Makes 4 substantial servings, or 8 smaller ones
- 2 medium butternut or carnival squashes (1 1/2 to 2 pounds each)
- 6 medium potatoes, peeled and diced
- 1 tablespoon olive or other healthy vegetable oil
- 1 large onion, chopped
- 1 large carrot, cut into thick 2-inch-long matchsticks
- 1/2 cup rice milk
- 1 cup frozen petite green peas, thawed
- 2 teaspoons salt-free seasoning blend (such as Spike or Mrs. Dash)
- Pinch of nutmeg
- Salt and freshly ground pepper to taste
Preheat the oven to 400 degrees.
Cut the squash in half lengthwise and remove the seeds and fibers. Cover with aluminum foil and place the halves, cut side up, in a foil-lined shallow baking pan. Bake for 40 to 50 minutes, or until easily pierced with a knife but still firm. When cool enough to handle, scoop out the pulp, leaving a firm 1/4- to 1/2-inch-thick shell all around. Mash the pulp and set side until needed.
In the meantime, combine the potatoes with enough water to cover in a large saucepan. Bring to a simmer, then simmer steadily, covered, until the potatoes are tender, about 10 to 15 minutes.
Heat the oil in a medium skillet. Add the onion and carrot and sauté over medium heat until the onion is golden and the carrot is tender-crisp. Remove from the heat.
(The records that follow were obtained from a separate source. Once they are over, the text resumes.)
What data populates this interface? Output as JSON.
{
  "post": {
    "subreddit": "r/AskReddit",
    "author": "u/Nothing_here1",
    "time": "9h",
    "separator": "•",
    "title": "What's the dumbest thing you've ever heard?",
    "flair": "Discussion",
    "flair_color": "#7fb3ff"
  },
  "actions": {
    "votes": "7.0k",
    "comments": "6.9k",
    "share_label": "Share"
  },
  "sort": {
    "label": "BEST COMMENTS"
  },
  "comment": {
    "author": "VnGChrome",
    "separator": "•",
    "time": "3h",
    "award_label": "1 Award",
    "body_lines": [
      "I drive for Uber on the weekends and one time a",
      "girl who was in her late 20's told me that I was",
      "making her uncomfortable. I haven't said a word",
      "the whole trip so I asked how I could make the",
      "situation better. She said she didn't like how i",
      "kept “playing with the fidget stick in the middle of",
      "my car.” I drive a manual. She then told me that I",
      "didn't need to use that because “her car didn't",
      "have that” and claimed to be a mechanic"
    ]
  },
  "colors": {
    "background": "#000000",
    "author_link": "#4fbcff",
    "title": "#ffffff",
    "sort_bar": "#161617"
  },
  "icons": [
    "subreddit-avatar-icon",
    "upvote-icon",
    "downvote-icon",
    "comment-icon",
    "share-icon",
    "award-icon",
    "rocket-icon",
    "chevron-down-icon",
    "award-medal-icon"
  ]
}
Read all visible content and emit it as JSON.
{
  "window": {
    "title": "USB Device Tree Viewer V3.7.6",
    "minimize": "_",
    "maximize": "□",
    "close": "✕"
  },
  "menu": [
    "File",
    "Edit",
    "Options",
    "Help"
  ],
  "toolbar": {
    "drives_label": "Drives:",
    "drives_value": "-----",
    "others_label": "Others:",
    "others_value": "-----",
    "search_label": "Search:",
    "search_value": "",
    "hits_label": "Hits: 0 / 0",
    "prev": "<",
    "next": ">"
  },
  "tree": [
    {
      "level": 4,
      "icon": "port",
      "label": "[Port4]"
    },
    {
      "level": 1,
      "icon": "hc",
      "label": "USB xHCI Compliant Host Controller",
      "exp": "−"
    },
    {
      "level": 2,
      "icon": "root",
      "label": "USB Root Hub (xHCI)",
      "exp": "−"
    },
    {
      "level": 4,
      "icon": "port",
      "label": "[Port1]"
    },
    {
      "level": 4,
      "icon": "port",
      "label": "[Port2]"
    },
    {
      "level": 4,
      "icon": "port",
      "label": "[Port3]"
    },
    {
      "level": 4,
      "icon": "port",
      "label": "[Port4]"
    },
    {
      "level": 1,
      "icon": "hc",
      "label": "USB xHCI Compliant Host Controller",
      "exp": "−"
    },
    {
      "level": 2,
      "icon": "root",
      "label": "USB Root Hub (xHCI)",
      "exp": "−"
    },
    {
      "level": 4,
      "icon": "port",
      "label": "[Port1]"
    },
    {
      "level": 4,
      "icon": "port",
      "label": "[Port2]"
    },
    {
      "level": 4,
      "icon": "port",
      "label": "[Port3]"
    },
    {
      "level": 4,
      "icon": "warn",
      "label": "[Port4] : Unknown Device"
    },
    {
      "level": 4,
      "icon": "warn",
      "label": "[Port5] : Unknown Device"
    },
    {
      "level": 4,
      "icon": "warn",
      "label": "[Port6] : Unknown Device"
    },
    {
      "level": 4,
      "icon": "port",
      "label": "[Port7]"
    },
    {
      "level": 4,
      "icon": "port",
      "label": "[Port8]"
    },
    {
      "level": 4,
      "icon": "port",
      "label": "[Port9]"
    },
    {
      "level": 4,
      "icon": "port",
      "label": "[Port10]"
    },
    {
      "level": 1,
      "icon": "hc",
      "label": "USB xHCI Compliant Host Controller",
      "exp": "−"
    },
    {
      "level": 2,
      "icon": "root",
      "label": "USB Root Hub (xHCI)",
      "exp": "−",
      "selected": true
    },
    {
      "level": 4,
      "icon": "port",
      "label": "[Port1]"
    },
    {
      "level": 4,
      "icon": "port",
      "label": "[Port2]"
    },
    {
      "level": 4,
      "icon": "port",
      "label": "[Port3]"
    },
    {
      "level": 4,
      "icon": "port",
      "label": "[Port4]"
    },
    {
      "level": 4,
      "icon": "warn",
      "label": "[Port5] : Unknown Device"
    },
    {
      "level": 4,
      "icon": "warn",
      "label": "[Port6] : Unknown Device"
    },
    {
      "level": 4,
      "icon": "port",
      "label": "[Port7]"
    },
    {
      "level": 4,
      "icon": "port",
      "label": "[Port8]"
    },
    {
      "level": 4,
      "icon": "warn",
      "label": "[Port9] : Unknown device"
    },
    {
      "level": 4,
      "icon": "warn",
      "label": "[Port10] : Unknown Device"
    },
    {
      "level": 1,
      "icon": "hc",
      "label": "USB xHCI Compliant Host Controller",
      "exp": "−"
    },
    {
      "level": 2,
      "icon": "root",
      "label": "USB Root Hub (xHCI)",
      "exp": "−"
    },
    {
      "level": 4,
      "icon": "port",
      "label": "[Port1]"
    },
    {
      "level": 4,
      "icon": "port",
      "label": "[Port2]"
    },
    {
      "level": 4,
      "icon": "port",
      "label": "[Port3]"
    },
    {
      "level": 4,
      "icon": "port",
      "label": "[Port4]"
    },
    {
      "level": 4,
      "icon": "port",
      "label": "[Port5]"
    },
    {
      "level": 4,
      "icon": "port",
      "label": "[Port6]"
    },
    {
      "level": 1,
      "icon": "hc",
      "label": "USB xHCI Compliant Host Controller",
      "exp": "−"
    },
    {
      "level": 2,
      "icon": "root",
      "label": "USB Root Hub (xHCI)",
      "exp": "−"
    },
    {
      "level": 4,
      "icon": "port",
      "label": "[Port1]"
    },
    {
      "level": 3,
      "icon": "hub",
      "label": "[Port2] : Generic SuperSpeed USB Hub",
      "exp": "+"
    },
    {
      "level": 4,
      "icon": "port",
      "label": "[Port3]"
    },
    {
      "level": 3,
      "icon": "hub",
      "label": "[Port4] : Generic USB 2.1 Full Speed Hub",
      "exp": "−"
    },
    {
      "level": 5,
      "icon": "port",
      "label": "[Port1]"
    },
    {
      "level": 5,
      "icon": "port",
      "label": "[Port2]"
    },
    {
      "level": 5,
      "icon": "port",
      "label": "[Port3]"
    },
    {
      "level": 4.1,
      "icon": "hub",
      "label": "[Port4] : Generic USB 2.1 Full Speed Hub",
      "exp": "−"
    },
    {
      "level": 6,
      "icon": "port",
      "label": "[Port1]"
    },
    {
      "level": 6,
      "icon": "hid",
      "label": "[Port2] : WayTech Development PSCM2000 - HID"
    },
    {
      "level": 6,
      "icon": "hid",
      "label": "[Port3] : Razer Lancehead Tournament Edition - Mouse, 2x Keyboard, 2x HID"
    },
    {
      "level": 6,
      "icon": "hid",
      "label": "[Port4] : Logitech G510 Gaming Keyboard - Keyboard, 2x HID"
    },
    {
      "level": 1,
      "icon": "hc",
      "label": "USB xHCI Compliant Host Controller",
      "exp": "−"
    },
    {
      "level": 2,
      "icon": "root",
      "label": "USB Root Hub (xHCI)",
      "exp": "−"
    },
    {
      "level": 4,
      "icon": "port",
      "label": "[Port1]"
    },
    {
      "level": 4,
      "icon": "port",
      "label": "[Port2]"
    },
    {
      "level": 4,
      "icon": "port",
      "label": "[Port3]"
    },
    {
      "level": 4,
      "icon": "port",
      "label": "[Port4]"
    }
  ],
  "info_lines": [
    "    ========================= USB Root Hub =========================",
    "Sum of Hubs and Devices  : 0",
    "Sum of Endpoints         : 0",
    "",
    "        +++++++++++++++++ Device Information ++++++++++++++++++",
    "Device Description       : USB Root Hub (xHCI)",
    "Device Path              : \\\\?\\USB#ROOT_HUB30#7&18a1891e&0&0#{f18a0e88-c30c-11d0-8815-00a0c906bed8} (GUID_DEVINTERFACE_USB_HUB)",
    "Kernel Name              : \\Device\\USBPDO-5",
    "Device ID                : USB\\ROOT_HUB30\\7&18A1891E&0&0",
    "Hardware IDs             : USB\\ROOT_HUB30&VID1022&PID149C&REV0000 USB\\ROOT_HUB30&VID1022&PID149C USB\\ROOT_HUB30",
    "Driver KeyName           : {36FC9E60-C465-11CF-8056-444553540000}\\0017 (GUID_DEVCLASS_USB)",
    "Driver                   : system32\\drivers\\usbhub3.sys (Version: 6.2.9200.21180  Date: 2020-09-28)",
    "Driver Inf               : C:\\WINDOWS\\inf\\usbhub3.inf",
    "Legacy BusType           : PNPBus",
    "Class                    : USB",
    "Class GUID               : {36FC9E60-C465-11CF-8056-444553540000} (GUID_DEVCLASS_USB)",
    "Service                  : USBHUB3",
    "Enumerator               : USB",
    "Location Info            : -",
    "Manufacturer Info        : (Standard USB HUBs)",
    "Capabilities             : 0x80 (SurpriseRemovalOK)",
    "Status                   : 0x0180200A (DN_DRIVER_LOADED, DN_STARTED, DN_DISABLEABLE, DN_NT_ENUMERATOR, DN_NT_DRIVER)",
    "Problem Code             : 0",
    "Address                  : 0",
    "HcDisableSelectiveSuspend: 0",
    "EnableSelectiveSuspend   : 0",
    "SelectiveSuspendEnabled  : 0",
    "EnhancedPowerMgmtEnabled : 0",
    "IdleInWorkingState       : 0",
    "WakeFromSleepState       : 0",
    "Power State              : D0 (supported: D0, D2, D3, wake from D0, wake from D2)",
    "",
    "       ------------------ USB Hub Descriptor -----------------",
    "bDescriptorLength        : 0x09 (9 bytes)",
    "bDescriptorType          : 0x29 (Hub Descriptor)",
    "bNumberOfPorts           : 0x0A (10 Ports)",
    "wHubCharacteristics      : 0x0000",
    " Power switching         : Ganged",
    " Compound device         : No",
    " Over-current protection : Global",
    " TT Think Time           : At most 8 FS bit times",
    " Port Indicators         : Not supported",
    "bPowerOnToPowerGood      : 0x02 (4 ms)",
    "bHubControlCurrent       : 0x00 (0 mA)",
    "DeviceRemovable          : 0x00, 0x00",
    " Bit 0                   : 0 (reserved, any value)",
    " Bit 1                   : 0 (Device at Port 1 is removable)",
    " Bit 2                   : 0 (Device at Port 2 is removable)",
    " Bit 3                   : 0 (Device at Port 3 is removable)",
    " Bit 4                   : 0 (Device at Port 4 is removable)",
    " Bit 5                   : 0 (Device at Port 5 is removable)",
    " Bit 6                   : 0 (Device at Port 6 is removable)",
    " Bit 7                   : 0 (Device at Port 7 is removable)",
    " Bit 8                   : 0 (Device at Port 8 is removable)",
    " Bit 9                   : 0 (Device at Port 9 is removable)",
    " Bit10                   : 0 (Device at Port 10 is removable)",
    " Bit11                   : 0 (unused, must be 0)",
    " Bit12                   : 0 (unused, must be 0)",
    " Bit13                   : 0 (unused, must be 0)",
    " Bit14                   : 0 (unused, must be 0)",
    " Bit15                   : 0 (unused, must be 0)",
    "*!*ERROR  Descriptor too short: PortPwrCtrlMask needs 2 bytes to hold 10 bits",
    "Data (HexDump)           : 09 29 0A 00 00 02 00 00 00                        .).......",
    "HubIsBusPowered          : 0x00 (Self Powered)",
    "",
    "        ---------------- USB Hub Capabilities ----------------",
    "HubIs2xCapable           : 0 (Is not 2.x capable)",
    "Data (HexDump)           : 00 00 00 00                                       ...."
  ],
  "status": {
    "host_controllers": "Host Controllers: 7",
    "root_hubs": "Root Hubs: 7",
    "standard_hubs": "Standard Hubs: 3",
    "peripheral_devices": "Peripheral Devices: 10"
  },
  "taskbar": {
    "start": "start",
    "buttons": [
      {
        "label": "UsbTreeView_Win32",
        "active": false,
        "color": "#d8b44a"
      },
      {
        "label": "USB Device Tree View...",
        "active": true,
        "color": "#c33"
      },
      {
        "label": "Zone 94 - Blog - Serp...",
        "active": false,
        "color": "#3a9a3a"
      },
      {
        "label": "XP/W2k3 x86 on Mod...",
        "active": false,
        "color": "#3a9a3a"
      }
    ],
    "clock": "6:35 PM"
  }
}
When the potatoes are done, drain them and transfer to a mixing bowl. Add the milk and mash until smooth. Stir in the onion-carrot mixture, followed by the peas, ginger, and nutmeg. Add the reserved squash pulp, and stir gently until the mashed potato and squash are well integrated.
Divide the mixture evenly among the four squash shells. Bake for 15 minutes, until well heated through. Serve each half as one substantial portion, or cut each half crosswise to make 8 smaller portions.